Starter cultures are labelled with letter codes that indicate composition. An 'O-type' mesophilic is pure Lactococcus; an 'L-type' adds Leuconostoc for gas and diacetyl (buttery) flavour; a 'DL-type' has both. Aromatic (flavour-forward) cultures include Leuconostoc or adjunct lactobacilli to push flavour complexity. For a beginner, a mixed DL-type mesophilic is the most versatile; for Italian and Alpine styles, a thermophilic blend with ST + LH is standard.

Direct-vat vs mother culture

Direct-vat inoculation (DVI) sachets are added straight to warmed milk — convenient, consistent, and perfect for small batches and home makers. Mother cultures are made by propagating starter in sterile milk daily, which gives large dairies better cost economics and also better control over acidification rate. Both produce excellent cheese; mother culture requires more discipline and is less forgiving if contamination slips in.

Note

Once you've opened a DVI sachet, it starts losing activity. Split sachets into small portions, freeze what you don't need, and use thawed cultures promptly. Re-frozen-and-thawed cultures are unreliable.

Choosing by style

  • Soft lactic cheeses (chèvre, fromage blanc) — mesophilic MM-type or similar.
  • Camembert, Brie — mesophilic DL-type plus P. candidum.
  • Semi-hard (Gouda, Havarti, tomme) — mesophilic MA-type, sometimes with a Leuconostoc adjunct.
  • Traditional Cheddar — mesophilic O-type; avoid gas-producing adjuncts.
  • Gruyère, Comté, Alpine — thermophilic TA/LH blends, sometimes with Propionibacterium.
  • Parmigiano-style grana — thermophilic, often natural whey starters in traditional production.
  • Mozzarella and pasta filata — thermophilic for fast acidification.

Ripening: the often-skipped step

After adding starter to warm milk, most recipes call for a ripening period — 30 to 90 minutes — before adding rennet. During ripening, the starter is already fermenting lactose, dropping pH, and establishing dominance in the milk. Rushing this step because the pH drop looks small is a classic beginner mistake: the population growth matters as much as the pH change. Give the starter its ripening time.

Adjuncts and secondary cultures

Beyond the primary starter, most cheeses benefit from one or more secondary cultures — Propionibacterium for Emmental eyes, Brevibacterium linens for washed rinds, Penicillium candidum for bloomy rinds, P. roqueforti for blues, Geotrichum candidum as a rind succession helper.

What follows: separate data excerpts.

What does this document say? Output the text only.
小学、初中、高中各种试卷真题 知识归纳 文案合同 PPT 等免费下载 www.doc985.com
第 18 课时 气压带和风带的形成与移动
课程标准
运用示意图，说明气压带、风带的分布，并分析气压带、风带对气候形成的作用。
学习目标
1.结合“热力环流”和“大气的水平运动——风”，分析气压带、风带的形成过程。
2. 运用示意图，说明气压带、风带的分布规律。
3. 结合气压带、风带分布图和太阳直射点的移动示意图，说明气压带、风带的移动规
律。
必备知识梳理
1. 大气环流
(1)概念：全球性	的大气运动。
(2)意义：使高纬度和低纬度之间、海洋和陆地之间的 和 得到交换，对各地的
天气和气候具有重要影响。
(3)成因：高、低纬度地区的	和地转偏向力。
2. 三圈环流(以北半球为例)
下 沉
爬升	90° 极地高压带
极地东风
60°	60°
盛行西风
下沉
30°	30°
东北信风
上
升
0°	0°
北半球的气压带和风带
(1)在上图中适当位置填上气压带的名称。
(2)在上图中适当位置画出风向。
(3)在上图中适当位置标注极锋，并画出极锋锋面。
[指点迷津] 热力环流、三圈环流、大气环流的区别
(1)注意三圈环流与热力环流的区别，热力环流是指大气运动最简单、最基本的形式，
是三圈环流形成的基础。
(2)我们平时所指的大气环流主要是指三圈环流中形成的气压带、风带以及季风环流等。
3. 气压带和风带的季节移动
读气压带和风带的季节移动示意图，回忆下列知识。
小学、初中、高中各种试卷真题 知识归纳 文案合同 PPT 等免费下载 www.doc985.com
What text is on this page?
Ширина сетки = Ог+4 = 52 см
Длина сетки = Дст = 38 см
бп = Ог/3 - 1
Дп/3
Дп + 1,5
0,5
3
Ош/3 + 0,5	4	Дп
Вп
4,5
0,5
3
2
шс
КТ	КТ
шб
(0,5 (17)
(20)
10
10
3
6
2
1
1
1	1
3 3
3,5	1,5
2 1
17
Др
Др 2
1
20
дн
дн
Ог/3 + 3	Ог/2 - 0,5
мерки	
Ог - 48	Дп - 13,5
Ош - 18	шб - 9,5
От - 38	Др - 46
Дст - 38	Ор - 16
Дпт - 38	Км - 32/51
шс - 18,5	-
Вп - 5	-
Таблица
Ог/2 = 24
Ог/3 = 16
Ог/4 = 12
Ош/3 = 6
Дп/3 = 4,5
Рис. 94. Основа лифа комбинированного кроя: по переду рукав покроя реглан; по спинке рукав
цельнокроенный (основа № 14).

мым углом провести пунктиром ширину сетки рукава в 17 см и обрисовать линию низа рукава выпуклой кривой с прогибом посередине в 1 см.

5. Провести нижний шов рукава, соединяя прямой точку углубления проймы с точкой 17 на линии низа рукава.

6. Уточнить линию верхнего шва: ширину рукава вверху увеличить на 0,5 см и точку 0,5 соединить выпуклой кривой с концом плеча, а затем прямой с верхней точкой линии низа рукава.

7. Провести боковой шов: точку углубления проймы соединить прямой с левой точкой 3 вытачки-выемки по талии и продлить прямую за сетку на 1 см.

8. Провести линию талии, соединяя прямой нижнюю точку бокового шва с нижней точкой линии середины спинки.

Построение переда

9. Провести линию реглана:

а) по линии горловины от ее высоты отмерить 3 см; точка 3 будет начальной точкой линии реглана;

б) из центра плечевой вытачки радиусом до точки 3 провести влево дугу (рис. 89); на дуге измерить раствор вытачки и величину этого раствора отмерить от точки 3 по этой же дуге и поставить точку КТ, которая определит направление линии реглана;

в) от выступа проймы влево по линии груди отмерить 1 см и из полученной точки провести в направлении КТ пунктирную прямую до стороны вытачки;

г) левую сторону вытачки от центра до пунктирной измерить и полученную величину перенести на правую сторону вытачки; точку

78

These usually go in at low doses and at specific points in the make. Reading recipes carefully and respecting dose guidance matters; ten times the recommended dose is not 'more cheese'.

§ FAQ

Frequently asked

Can I make my own starter from yoghurt or buttermilk?+

For simple fresh cheeses, yes — live cultured buttermilk gives a reasonable mesophilic starter, live yoghurt a reasonable thermophilic one. For reproducible aged cheeses, dedicated dairy starter cultures give far more control and consistency.

How much starter should I actually add?+

Follow your sachet's dosing for your vat size — typically 1/32 to 1/64 teaspoon per gallon for DVI. More isn't better; it just makes acidification faster, which usually means less flavour development.